Scale arrangements in the turbulent boundary layer flow over a zigzag riblet surface

The drag-reduction effect and the influence on multi-scale structures arrangements of zigzag riblets surfaces were investigated using particle image velocimetry in fully developed turbulent boundary flows at friction Reynolds numbers in the range of 300-700. The zigzag riblets were designed by introducing spanwise induction of streamwise periodicity on the streamwise riblets. The zigzag riblet surface reaches larger drag reduction rates than that for streamwise riblets. Fluctuating velocities are decomposed into large-scale and small-scale components using proper orthogonal decomposition. In the region of 10-100 viscous units away from the wall, both large-scale and small-scale turbulent components exhibit a reduction in intensity. Within 10 viscous units from the wall, the intensity of large-scale components increases, while that of small-scale components decreases.

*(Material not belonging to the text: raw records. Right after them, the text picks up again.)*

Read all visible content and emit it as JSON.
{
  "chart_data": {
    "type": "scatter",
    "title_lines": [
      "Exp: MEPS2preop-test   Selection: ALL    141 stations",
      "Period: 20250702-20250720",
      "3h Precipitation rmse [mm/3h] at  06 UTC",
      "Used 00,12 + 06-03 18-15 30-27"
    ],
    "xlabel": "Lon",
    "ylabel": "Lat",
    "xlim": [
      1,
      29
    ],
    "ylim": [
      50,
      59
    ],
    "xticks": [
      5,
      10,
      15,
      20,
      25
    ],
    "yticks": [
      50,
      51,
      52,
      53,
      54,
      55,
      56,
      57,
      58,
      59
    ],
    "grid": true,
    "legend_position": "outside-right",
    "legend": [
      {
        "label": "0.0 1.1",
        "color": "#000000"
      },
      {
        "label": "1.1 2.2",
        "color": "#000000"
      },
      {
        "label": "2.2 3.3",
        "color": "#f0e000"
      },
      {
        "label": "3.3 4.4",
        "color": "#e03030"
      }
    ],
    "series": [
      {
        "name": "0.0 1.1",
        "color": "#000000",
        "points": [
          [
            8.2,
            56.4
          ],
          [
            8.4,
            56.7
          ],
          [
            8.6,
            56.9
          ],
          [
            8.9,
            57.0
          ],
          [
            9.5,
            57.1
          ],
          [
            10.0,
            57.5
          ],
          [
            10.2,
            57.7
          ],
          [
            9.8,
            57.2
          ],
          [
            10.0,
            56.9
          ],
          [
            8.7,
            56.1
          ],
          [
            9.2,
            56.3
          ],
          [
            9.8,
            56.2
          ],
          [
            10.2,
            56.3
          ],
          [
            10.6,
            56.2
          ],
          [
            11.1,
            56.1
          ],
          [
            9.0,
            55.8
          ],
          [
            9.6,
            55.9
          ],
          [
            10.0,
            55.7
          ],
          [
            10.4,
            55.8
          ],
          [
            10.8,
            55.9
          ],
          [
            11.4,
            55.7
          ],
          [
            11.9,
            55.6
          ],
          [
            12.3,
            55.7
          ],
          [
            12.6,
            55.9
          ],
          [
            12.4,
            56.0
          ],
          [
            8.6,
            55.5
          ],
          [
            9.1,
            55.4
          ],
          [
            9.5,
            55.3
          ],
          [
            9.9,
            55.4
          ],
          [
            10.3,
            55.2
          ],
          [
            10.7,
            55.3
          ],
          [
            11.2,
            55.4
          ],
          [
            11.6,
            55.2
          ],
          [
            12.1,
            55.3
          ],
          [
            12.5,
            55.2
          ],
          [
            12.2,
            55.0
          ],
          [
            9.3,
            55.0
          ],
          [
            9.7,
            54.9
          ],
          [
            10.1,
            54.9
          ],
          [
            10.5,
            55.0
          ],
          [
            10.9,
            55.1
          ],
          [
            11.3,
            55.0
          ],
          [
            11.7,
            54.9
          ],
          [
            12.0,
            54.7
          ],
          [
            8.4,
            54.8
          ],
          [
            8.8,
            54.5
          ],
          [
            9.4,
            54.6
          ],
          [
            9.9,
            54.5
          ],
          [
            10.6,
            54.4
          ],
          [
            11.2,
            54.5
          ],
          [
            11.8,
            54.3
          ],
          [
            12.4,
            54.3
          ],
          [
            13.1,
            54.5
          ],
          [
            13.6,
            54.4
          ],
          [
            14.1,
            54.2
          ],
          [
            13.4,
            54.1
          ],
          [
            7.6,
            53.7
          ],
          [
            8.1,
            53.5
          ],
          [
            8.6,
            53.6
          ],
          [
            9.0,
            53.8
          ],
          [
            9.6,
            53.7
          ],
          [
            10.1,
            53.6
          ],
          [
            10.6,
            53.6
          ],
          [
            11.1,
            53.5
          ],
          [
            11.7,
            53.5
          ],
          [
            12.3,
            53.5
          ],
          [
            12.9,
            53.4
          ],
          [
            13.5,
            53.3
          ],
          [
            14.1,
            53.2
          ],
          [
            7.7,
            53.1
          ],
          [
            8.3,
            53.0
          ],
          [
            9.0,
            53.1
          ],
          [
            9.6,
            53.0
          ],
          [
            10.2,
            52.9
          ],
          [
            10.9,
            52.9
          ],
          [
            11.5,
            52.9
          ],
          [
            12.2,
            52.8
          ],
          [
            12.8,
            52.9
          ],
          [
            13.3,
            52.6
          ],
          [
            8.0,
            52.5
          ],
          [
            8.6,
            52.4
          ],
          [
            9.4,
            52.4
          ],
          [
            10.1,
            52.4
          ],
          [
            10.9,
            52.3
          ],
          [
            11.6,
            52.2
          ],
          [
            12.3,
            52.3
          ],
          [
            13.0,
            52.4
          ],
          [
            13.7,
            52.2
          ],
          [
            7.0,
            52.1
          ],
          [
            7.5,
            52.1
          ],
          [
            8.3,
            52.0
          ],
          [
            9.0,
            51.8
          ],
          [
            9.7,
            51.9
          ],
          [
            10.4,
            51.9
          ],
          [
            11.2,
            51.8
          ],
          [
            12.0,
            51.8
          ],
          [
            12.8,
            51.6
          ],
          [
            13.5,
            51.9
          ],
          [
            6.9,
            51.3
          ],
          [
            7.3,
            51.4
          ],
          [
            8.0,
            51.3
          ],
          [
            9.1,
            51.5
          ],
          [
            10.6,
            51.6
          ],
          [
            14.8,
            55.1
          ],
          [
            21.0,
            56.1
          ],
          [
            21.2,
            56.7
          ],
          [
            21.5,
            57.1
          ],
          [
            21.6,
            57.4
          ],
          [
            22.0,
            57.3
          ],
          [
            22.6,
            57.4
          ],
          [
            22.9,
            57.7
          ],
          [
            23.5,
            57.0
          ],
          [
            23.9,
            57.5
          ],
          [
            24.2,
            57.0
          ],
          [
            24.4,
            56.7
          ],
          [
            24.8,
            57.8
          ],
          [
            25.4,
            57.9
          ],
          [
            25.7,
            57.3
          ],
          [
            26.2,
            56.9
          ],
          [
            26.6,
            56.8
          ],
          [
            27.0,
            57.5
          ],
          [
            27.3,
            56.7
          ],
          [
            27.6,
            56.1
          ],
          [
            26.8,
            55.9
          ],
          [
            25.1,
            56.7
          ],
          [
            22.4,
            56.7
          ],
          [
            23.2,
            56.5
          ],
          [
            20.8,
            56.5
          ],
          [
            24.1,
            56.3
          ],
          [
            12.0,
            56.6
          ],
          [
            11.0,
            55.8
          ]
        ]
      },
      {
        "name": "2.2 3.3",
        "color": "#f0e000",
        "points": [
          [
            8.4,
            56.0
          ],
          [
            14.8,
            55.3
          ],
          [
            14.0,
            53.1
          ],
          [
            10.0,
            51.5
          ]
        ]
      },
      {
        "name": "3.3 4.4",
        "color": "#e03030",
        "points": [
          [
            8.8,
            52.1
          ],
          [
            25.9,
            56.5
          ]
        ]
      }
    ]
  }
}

Spatial forms of multi-scale structures were detected by autocorrelation methods, finding large-scale structures (LCSs) and small-scale structures (SCSs) exhibits a smaller inclination angle and a larger spatial dimension, respectively. The amplitude modulation of LCSs on SCSs, referred by cross-events of LCS and SCS, decreases significantly in near-wall regions, indicating the weakened interactions between LCSs and SCSs. These variations were elucidated by examining the configurations of scale arrangements. The phase relationships between LCSs and SCSs were identified using conditional averaging techniques based on cross-zeros of large-scale streamwise fluctuating velocities from positive to negative. SCSs appear before LCSs over the smooth surface, while the lag of phases between SCSs and LCSs over zigzag riblets is larger than that over the smooth surface. This arrangement may be favorable to drag reduction in turbulent boundary layer flows.